Now then. All sorts of interesting ideas proposed and some useful approaches spun off. But can we use a bit of detective work, apply Occam’s razor and come up with a simpler way of thinking about this? Did Brecker really magically invent a way of adding a major third to a minor chord?
The late great MB was many things, but before he was anything else he was an utterly fluent classic bebop player. Bear in mind that the lines Nick analyses here are certainly scalar. Consider also that it was always common in classic bebop (and funk) to treat II-Vs or even IIs as just Vs. Where does that get us?
I’d say that Brecker is possibly just playing A7/E (I’ll stick to Nick’s usage of tenor transposition), using the bebop scale and just hanging daringly on the “passing tone” of the scale. (Maybe even straphanging…) A classical analyst might refer to this as a (very) extended appogiatura.
So is this a mode of the A7 bebop scale or Em7 add major 3rd?
E F# G G# A B C# D
Make up your own mind as always, and what matters most is how you make sense of things, but I’d add a few other thoughts.
1. I’ve seen plenty of charts with eg A7/E written instead of Em7 (or 9 or 11). I don’t know whether that’s a deliberate intention to convey this “mode of bebop scale” approach or just the way things happen to have been notated. And the tendency of early jazz and bop to think of just V-Is (with the elaboration to II-V-I as an option that came along later) is borne out by musicians’ playing and by charts they wrote themselves.

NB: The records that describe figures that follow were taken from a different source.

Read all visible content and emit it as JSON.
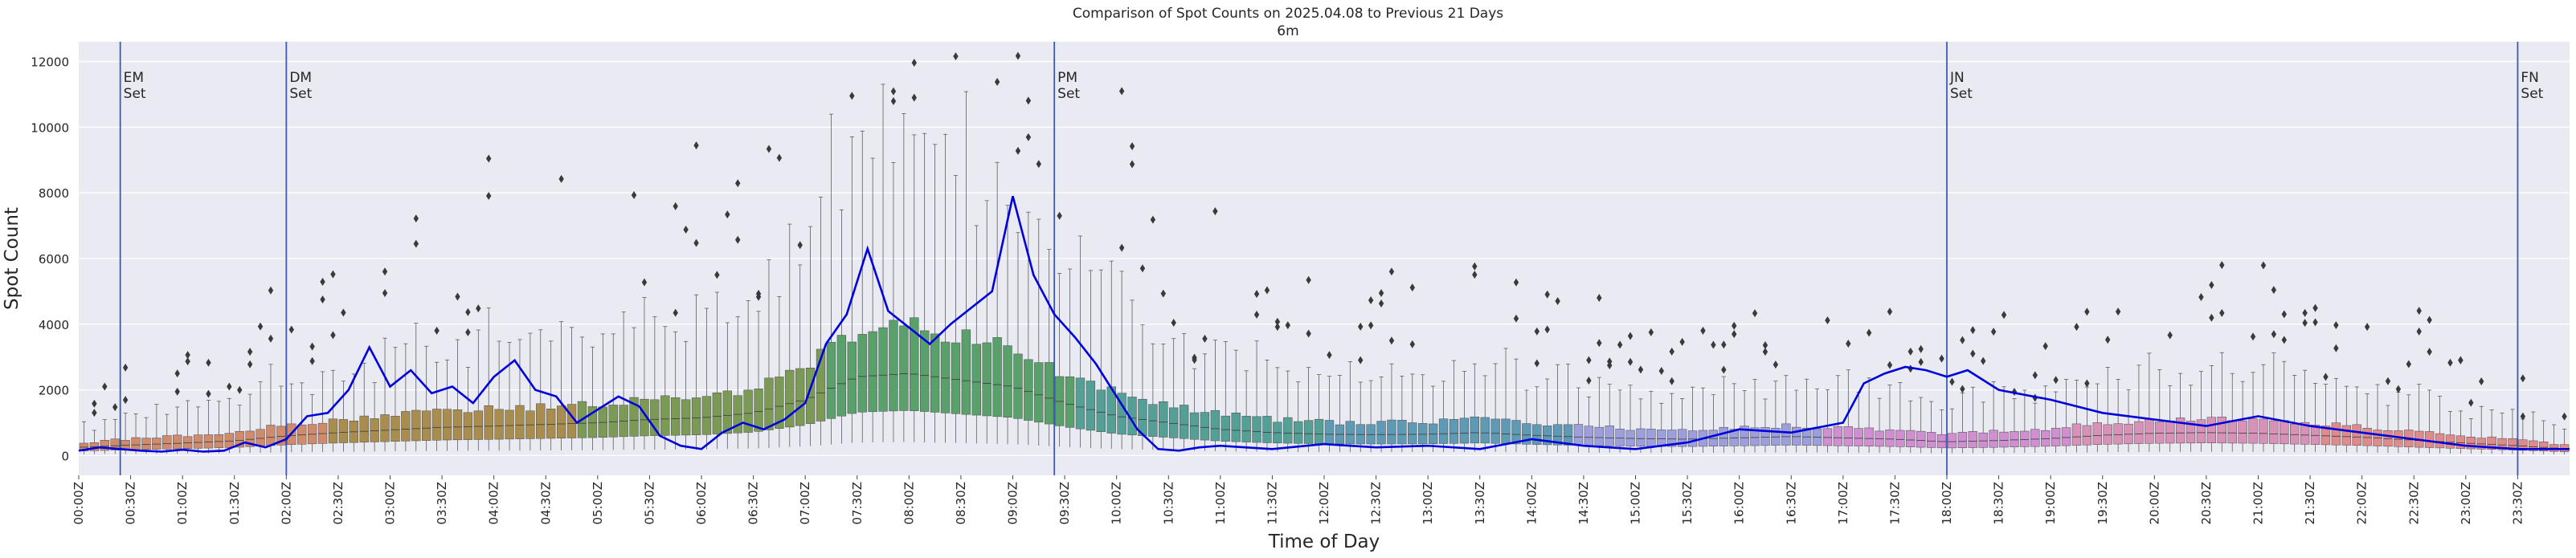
{
  "chart_data": {
    "type": "box",
    "title": "Comparison of Spot Counts on 2025.04.08 to Previous 21 Days",
    "subtitle": "6m",
    "xlabel": "Time of Day",
    "ylabel": "Spot Count",
    "ylim": [
      -600,
      12600
    ],
    "yticks": [
      0,
      2000,
      4000,
      6000,
      8000,
      10000,
      12000
    ],
    "grid": true,
    "bins_per_hour": 10,
    "xtick_labels": [
      "00:00Z",
      "00:30Z",
      "01:00Z",
      "01:30Z",
      "02:00Z",
      "02:30Z",
      "03:00Z",
      "03:30Z",
      "04:00Z",
      "04:30Z",
      "05:00Z",
      "05:30Z",
      "06:00Z",
      "06:30Z",
      "07:00Z",
      "07:30Z",
      "08:00Z",
      "08:30Z",
      "09:00Z",
      "09:30Z",
      "10:00Z",
      "10:30Z",
      "11:00Z",
      "11:30Z",
      "12:00Z",
      "12:30Z",
      "13:00Z",
      "13:30Z",
      "14:00Z",
      "14:30Z",
      "15:00Z",
      "15:30Z",
      "16:00Z",
      "16:30Z",
      "17:00Z",
      "17:30Z",
      "18:00Z",
      "18:30Z",
      "19:00Z",
      "19:30Z",
      "20:00Z",
      "20:30Z",
      "21:00Z",
      "21:30Z",
      "22:00Z",
      "22:30Z",
      "23:00Z",
      "23:30Z"
    ],
    "markers": [
      {
        "label": "EM Set",
        "time": "00:24Z"
      },
      {
        "label": "DM Set",
        "time": "02:00Z"
      },
      {
        "label": "PM Set",
        "time": "09:24Z"
      },
      {
        "label": "JN Set",
        "time": "18:00Z"
      },
      {
        "label": "FN Set",
        "time": "23:30Z"
      }
    ],
    "median_profile": {
      "hours": [
        0,
        0.5,
        1,
        1.5,
        2,
        2.5,
        3,
        3.5,
        4,
        4.5,
        5,
        5.5,
        6,
        6.5,
        7,
        7.5,
        8,
        8.5,
        9,
        9.5,
        10,
        10.5,
        11,
        11.5,
        12,
        12.5,
        13,
        13.5,
        14,
        14.5,
        15,
        15.5,
        16,
        16.5,
        17,
        17.5,
        18,
        18.5,
        19,
        19.5,
        20,
        20.5,
        21,
        21.5,
        22,
        22.5,
        23,
        23.5,
        24
      ],
      "values": [
        250,
        320,
        380,
        450,
        600,
        700,
        780,
        860,
        900,
        950,
        1000,
        1100,
        1150,
        1300,
        1700,
        2400,
        2500,
        2300,
        2100,
        1600,
        1200,
        1000,
        800,
        700,
        650,
        640,
        650,
        700,
        620,
        560,
        520,
        500,
        540,
        580,
        540,
        500,
        420,
        460,
        520,
        620,
        680,
        700,
        680,
        620,
        560,
        470,
        380,
        300,
        200
      ]
    },
    "current_day_series": {
      "name": "2025.04.08",
      "color": "#0000dd",
      "hours": [
        0,
        0.2,
        0.4,
        0.6,
        0.8,
        1.0,
        1.2,
        1.4,
        1.6,
        1.8,
        2.0,
        2.2,
        2.4,
        2.6,
        2.8,
        3.0,
        3.2,
        3.4,
        3.6,
        3.8,
        4.0,
        4.2,
        4.4,
        4.6,
        4.8,
        5.0,
        5.2,
        5.4,
        5.6,
        5.8,
        6.0,
        6.2,
        6.4,
        6.6,
        6.8,
        7.0,
        7.2,
        7.4,
        7.6,
        7.8,
        8.0,
        8.2,
        8.4,
        8.6,
        8.8,
        9.0,
        9.2,
        9.4,
        9.6,
        9.8,
        10.0,
        10.2,
        10.4,
        10.6,
        10.8,
        11.0,
        11.5,
        12.0,
        12.5,
        13.0,
        13.5,
        14.0,
        14.5,
        15.0,
        15.5,
        16.0,
        16.5,
        17.0,
        17.2,
        17.4,
        17.6,
        17.8,
        18.0,
        18.2,
        18.5,
        19.0,
        19.5,
        20.0,
        20.5,
        21.0,
        21.5,
        22.0,
        22.5,
        23.0,
        23.5,
        24.0
      ],
      "values": [
        150,
        250,
        200,
        150,
        120,
        180,
        120,
        150,
        400,
        250,
        500,
        1200,
        1300,
        2000,
        3300,
        2100,
        2600,
        1900,
        2100,
        1600,
        2400,
        2900,
        2000,
        1800,
        1000,
        1400,
        1800,
        1500,
        600,
        300,
        200,
        700,
        1000,
        800,
        1100,
        1600,
        3400,
        4300,
        6300,
        4400,
        3900,
        3400,
        4000,
        4500,
        5000,
        7900,
        5500,
        4300,
        3600,
        2800,
        1800,
        800,
        200,
        150,
        250,
        300,
        200,
        350,
        250,
        300,
        200,
        500,
        300,
        200,
        400,
        800,
        700,
        1000,
        2200,
        2500,
        2700,
        2600,
        2400,
        2600,
        2000,
        1700,
        1300,
        1100,
        900,
        1200,
        900,
        700,
        500,
        300,
        200,
        200
      ]
    },
    "box_colors": [
      "#d08b6d",
      "#a98d4e",
      "#7a9a55",
      "#5aa06a",
      "#55a096",
      "#5f9ab5",
      "#9c9fdb",
      "#cf8fd0",
      "#d892b8",
      "#e08b8b"
    ]
  }
}
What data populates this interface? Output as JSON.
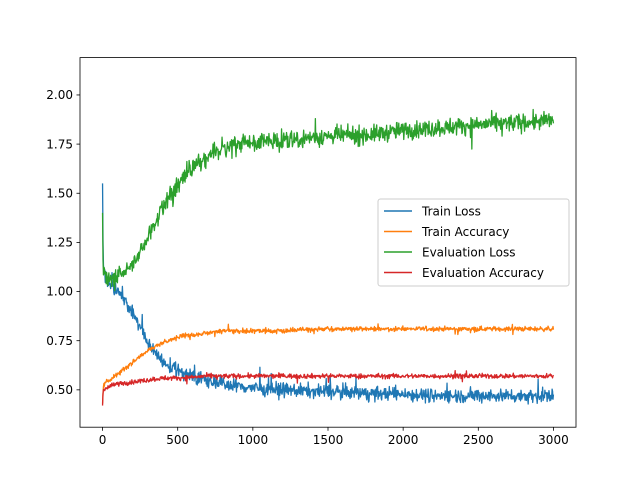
{
  "chart_data": {
    "type": "line",
    "title": "",
    "xlabel": "",
    "ylabel": "",
    "xlim": [
      -150,
      3150
    ],
    "ylim": [
      0.31,
      2.19
    ],
    "xticks": [
      0,
      500,
      1000,
      1500,
      2000,
      2500,
      3000
    ],
    "xtick_labels": [
      "0",
      "500",
      "1000",
      "1500",
      "2000",
      "2500",
      "3000"
    ],
    "yticks": [
      0.5,
      0.75,
      1.0,
      1.25,
      1.5,
      1.75,
      2.0
    ],
    "ytick_labels": [
      "0.50",
      "0.75",
      "1.00",
      "1.25",
      "1.50",
      "1.75",
      "2.00"
    ],
    "grid": false,
    "legend_position": "center-right",
    "series": [
      {
        "name": "Train Loss",
        "color": "#1f77b4",
        "noise": 0.035,
        "x": [
          0,
          2,
          5,
          10,
          20,
          50,
          100,
          150,
          200,
          250,
          300,
          350,
          400,
          500,
          600,
          700,
          800,
          900,
          1000,
          1200,
          1500,
          1800,
          2000,
          2200,
          2500,
          2800,
          3000
        ],
        "y": [
          1.55,
          1.3,
          1.15,
          1.1,
          1.07,
          1.04,
          1.0,
          0.95,
          0.89,
          0.82,
          0.74,
          0.68,
          0.64,
          0.6,
          0.57,
          0.55,
          0.53,
          0.52,
          0.51,
          0.5,
          0.49,
          0.48,
          0.48,
          0.47,
          0.47,
          0.47,
          0.47
        ]
      },
      {
        "name": "Train Accuracy",
        "color": "#ff7f0e",
        "noise": 0.012,
        "x": [
          0,
          5,
          20,
          50,
          100,
          200,
          300,
          400,
          500,
          600,
          700,
          800,
          900,
          1000,
          1200,
          1500,
          2000,
          2500,
          3000
        ],
        "y": [
          0.43,
          0.52,
          0.54,
          0.55,
          0.58,
          0.64,
          0.7,
          0.74,
          0.77,
          0.78,
          0.79,
          0.8,
          0.8,
          0.8,
          0.8,
          0.81,
          0.81,
          0.81,
          0.81
        ]
      },
      {
        "name": "Evaluation Loss",
        "color": "#2ca02c",
        "noise": 0.045,
        "x": [
          0,
          2,
          5,
          10,
          20,
          50,
          100,
          150,
          200,
          250,
          300,
          350,
          400,
          500,
          600,
          700,
          800,
          900,
          1000,
          1200,
          1500,
          1800,
          2000,
          2200,
          2500,
          2800,
          3000
        ],
        "y": [
          1.4,
          1.2,
          1.12,
          1.1,
          1.07,
          1.06,
          1.07,
          1.1,
          1.14,
          1.2,
          1.27,
          1.35,
          1.43,
          1.55,
          1.64,
          1.69,
          1.72,
          1.75,
          1.76,
          1.77,
          1.79,
          1.8,
          1.82,
          1.83,
          1.85,
          1.86,
          1.87
        ]
      },
      {
        "name": "Evaluation Accuracy",
        "color": "#d62728",
        "noise": 0.012,
        "x": [
          0,
          5,
          20,
          50,
          100,
          200,
          300,
          400,
          500,
          700,
          1000,
          1500,
          2000,
          2500,
          3000
        ],
        "y": [
          0.42,
          0.5,
          0.51,
          0.52,
          0.53,
          0.54,
          0.55,
          0.56,
          0.56,
          0.57,
          0.57,
          0.57,
          0.57,
          0.57,
          0.57
        ]
      }
    ]
  }
}
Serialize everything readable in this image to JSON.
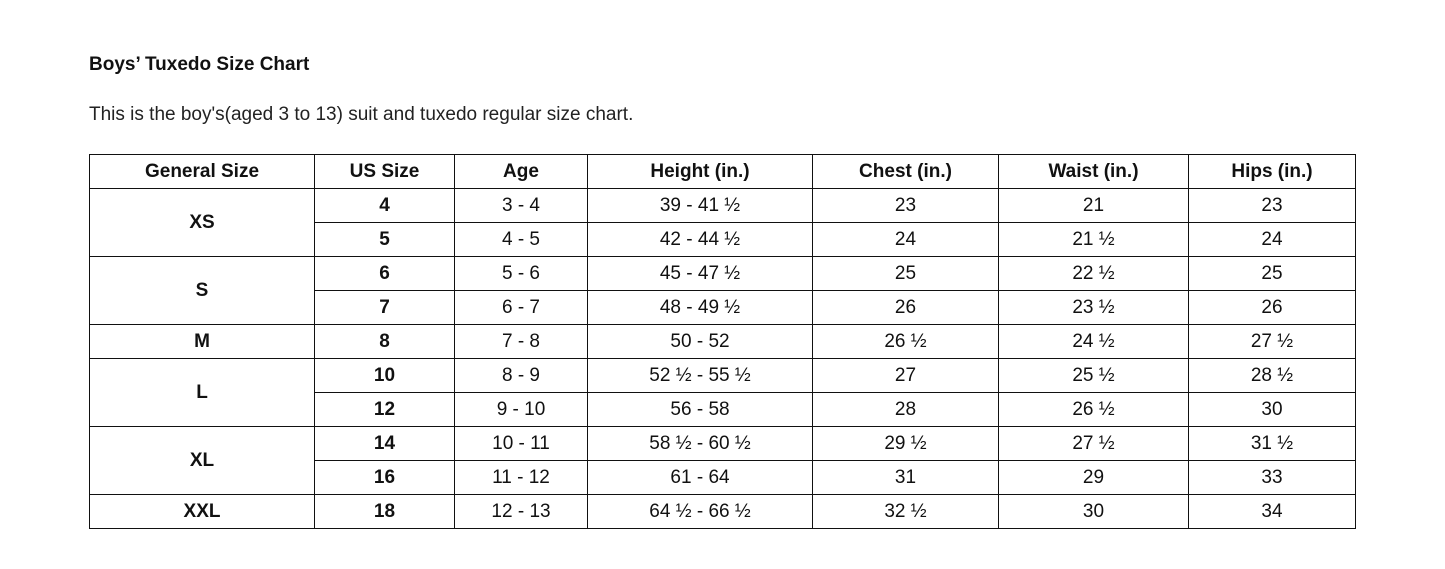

2. Brecker certainly did produce some amazing and often technically very intriguing solos. But all I know about the guy indicates that there was usually an underlying simplicity. He was once asked how he came up with his lines (or something like that) and just remarked that “pretty much everything I play is a tritone substitution”. I’d suggest that there’s a man who exhaustively explored simple principles rather than inventing new ones. Such as a sort of “magic” major third on a minor chord.
3. It’s always struck me that the bebop scales seem preordained to add the wackiest possible “passing tone” so as to flow best. Taken in isolation, the #5th freaks out a tonic chord, whether major or minor. The major 7th is added to a V chord – what, so you get both a dominant and major 7th? And of course, the weirdest thing we could add to a II chord is the major 3rd…
Remember also that Brecker is being slightly unorthodox here – in general we use the bebop added notes as a passing tone. I have a bit of a problem speaking about “bebop scales” at all and prefer to regard them as scales with passing tones.
4. Even so, playing eg E7 instead of Em7 is common in jazz. Both modally, as here (where we can recall that Dorian and Mixolydian are just one shade apart) and as substitutes in functional harmony.
5. And as ever – ain’t what you do, it’s the way that you do it.